Today in News That Made My Eyes Roll So Hard They Tickled My Frontal Cortex: Variety reports that Food Network has teamed up with People magazine for a special program called "Sexiest Chef Alive," a tie-in with the magazine's Sexiest Man Alive issue. (Presumably, this means no chefs who are women will be a part of this special, and I can't tell whether I'm relieved or not.) This paragon of quality programming will grace our airwaves November 1, and here are all the ways it is silly and unnecessary.

1. Chef worship is weird.

Are there talented, magnanimous, boundary-pushing chefs who fascinate and delight us? Of course. Are they worthy of our attention and interest? Of course. But to fawn—or drool—over chefs just for being chefs is... weird. And then to fetishize that profession as somehow more romantically alluring than any other job is also weird and somewhat creepy.

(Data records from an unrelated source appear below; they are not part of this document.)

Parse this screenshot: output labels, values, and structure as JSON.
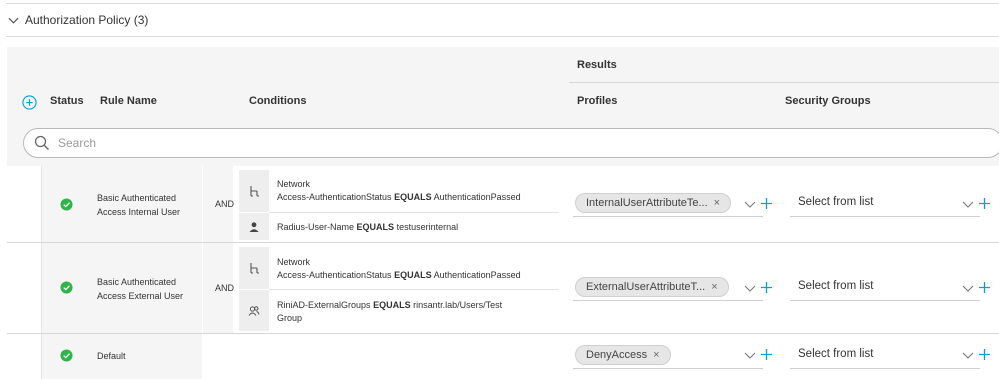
{
  "section": {
    "title": "Authorization Policy (3)"
  },
  "header": {
    "results": "Results",
    "status": "Status",
    "rule_name": "Rule Name",
    "conditions": "Conditions",
    "profiles": "Profiles",
    "security_groups": "Security Groups"
  },
  "search": {
    "placeholder": "Search"
  },
  "rules": [
    {
      "name_line1": "Basic Authenticated",
      "name_line2": "Access Internal User",
      "operator": "AND",
      "cond1": {
        "line1": "Network",
        "attr": "Access-AuthenticationStatus",
        "op": "EQUALS",
        "value": "AuthenticationPassed"
      },
      "cond2": {
        "attr": "Radius-User-Name",
        "op": "EQUALS",
        "value": "testuserinternal"
      },
      "profile": "InternalUserAttributeTe...",
      "security_group": "Select from list"
    },
    {
      "name_line1": "Basic Authenticated",
      "name_line2": "Access External User",
      "operator": "AND",
      "cond1": {
        "line1": "Network",
        "attr": "Access-AuthenticationStatus",
        "op": "EQUALS",
        "value": "AuthenticationPassed"
      },
      "cond2": {
        "attr": "RiniAD-ExternalGroups",
        "op": "EQUALS",
        "value": "rinsantr.lab/Users/Test",
        "line2": "Group"
      },
      "profile": "ExternalUserAttributeT...",
      "security_group": "Select from list"
    },
    {
      "name_line1": "Default",
      "profile": "DenyAccess",
      "security_group": "Select from list"
    }
  ],
  "icons": {
    "status": "check-circle-icon",
    "network_condition": "network-tree-icon",
    "user_condition": "user-icon",
    "group_condition": "group-users-icon"
  },
  "colors": {
    "accent": "#049fd9",
    "success": "#2fb44a"
  }
}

2. Sexualizing food is also weird.

Maybe this is more of a sub-argument to point one, but the conflation of food and sex—which in this case is subsequently sanitized because hey, it's People magazine and mainstream cable—is bizarre. I'm already bracing myself for all the obvious sweaty-brow, shirtless-under-the-apron nonsense that will likely be a major component of this special.

3. Haven’t we exhausted the sexy-dude-chef trope?

I'm still not over the hot-but-conflicted-bad-boy ridiculous of Burnt, which I thought was the chef cliché to end all chef clichés. The focus on this narrow definition of what sexy is—or even what chefs are—does a disservice to the hard-working people in the industry who don't fit that mold or have no interest in conforming to it. The food industry is still struggling to confront the sexual harassment and abuse among its ranks; this hardly seems like the time to glorify outdated sexual power dynamics in the kitchen.